Je réalise que c'est une mauvaise idée quand l'homme sourit et avance avec détermination. Je ne voulais pas – déjà – me faire de potentiels ennemis, sauf que je ne vais pas avoir le choix. J'aimerais savoir comment m'y prendre pour réussir à m'associer avec quelqu'un, pour ne plus me battre seul contre cette vie de misère.

— Le petit soumis à papa et maman est perdu, il pense que je vais avoir pitié de lui, ricane l'homme.

Il tente de m'empoigner, j'évite et frappe dans les parties, avant de cueillir son visage quand il se penche. Je ne le laisse pas se remettre et le propulse contre le mur pour l'y plaquer.

— Je t'explique, j'ai eu pitié de toi, alors j'étais d'accord pour partager, maintenant je ne le suis plus.

Ma voix est basse, menaçante. Il tente de se dégager. Je lui tords le bras pour qu'il arrête de bouger.

— Maintenant, tu dégages. Le midi, c'est devenu mon coin ! Je suis clair ?! grondé-je.

L'homme acquiesce, je le projette contre le sol, où il se dépêche de se relever et de partir en courant.

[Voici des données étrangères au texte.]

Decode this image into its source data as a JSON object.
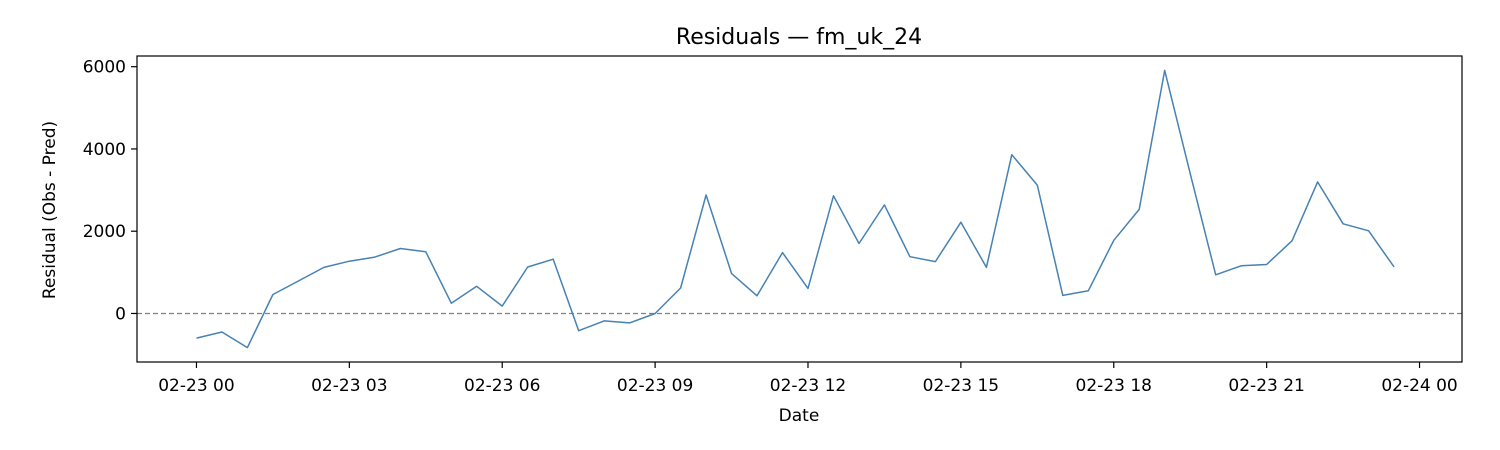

Une fois seul, je m'appuie contre le mur, complètement las. Je peux remercier Alec d'avoir obligé tous les membres de la meute à s'entraîner pour défendre notre territoire tant convoité. C'est le seul avantage d'avoir grandi avec la grosse meute de Los Angeles aussi proche qui lorgnait constamment sur notre territoire.

Je me secoue, finis de fouiller les poubelles sans vraiment être satisfait, puis pars dans un endroit discret pour manger et aussi pour dormir. Hier, je n'ai rien trouvé. J'ai dû marcher et veiller toute la nuit et il me faut du repos.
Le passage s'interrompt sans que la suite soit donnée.